MOSCOW - Russian Prime Minister Vladimir Putin will visit mining giant Norilsk next week amid a dispute between two powerful tycoons who each own a 25 percent stake in the company, the government said on Sunday.
The dispute between billionaires Vladimir Potanin and Oleg Deripaska flared up in June after Potanin won more Norilsk board seats than Deripaska’s RUSAL, the world’s largest aluminium producer.
Putin’s spokesman Dmitry Peskov said the tycoons were unlikely to be present at the plant during the visit.
‘Their participation has not been planned, we are not aware of their plans. The format of the visit envisages meetings with Norilsk workers and in that sense the presence of the chief executive officer is more expedient,’ Peskov said. Last week Deripaska filed an arbitration request to the London Court of International Arbitration against Potanin’s Interros International Investments Ltd in an effort to regain board parity after several failures in Russia.
Putin, Russia’s paramount leader, is believed to personally oversee all significant business deals in Russia and his visit may finally bring a solution to the conflict.

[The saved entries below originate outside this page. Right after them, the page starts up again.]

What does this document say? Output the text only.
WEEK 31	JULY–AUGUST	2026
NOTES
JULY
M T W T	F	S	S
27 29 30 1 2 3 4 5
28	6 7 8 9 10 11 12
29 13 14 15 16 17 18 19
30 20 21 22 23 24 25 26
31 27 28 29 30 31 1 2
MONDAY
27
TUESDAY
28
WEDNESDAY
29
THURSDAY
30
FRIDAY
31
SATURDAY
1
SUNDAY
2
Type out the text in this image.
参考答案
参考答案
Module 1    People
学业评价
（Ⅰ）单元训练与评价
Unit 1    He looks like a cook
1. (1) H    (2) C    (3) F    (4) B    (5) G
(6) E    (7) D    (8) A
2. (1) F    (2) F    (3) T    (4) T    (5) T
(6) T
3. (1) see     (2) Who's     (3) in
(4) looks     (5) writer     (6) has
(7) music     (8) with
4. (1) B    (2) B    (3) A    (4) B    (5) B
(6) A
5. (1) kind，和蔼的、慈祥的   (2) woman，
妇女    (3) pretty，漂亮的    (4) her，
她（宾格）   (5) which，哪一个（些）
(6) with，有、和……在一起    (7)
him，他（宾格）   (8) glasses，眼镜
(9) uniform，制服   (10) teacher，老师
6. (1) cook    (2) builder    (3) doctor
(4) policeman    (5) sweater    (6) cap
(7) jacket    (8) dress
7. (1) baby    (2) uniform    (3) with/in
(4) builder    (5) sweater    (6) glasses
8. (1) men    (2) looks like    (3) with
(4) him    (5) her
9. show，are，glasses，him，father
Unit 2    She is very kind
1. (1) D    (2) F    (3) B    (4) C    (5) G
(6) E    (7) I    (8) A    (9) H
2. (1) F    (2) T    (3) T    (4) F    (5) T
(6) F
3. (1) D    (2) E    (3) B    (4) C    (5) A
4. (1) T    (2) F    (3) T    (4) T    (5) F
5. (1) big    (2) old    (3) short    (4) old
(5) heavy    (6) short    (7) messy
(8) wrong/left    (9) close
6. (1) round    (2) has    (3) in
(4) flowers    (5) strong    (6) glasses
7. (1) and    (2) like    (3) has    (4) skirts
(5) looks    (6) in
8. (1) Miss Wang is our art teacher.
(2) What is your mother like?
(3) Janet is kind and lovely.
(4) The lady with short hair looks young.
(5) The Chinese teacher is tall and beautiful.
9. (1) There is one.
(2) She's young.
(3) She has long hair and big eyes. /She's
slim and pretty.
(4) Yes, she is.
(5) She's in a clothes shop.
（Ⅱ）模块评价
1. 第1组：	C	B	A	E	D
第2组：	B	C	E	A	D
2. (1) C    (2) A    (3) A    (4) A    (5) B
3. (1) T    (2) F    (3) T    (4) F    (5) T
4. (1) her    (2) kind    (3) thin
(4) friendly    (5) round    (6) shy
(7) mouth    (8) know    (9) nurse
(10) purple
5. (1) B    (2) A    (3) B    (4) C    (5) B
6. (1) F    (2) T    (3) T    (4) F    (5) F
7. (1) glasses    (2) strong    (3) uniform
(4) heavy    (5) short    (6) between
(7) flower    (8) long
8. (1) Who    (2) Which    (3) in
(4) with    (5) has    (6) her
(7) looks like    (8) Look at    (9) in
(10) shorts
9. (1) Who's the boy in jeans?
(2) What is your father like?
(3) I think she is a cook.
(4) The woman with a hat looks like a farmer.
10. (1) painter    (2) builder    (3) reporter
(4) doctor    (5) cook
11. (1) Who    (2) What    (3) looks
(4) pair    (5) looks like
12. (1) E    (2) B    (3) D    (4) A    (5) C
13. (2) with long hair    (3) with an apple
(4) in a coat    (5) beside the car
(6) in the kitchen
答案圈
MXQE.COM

Commenting in 2008 on a shareholder conflict in the Russian subsidiary of the British oil major BP TNK-BP, where BP and a trio of Russian-born billionaires held 50 percent stakes, Putin said equal ownership did not work.
‘I told them: ‘Don’t do it. Agree to one of you having a controlling stake,’’ Putin said at the time.
Rumours about the state buying Norilsk — the world’s top nickel and palladium producer with a market capitalisation of $32 billion — have hit the market regularly over the past decade as the Kremlin tightened control of natural resources.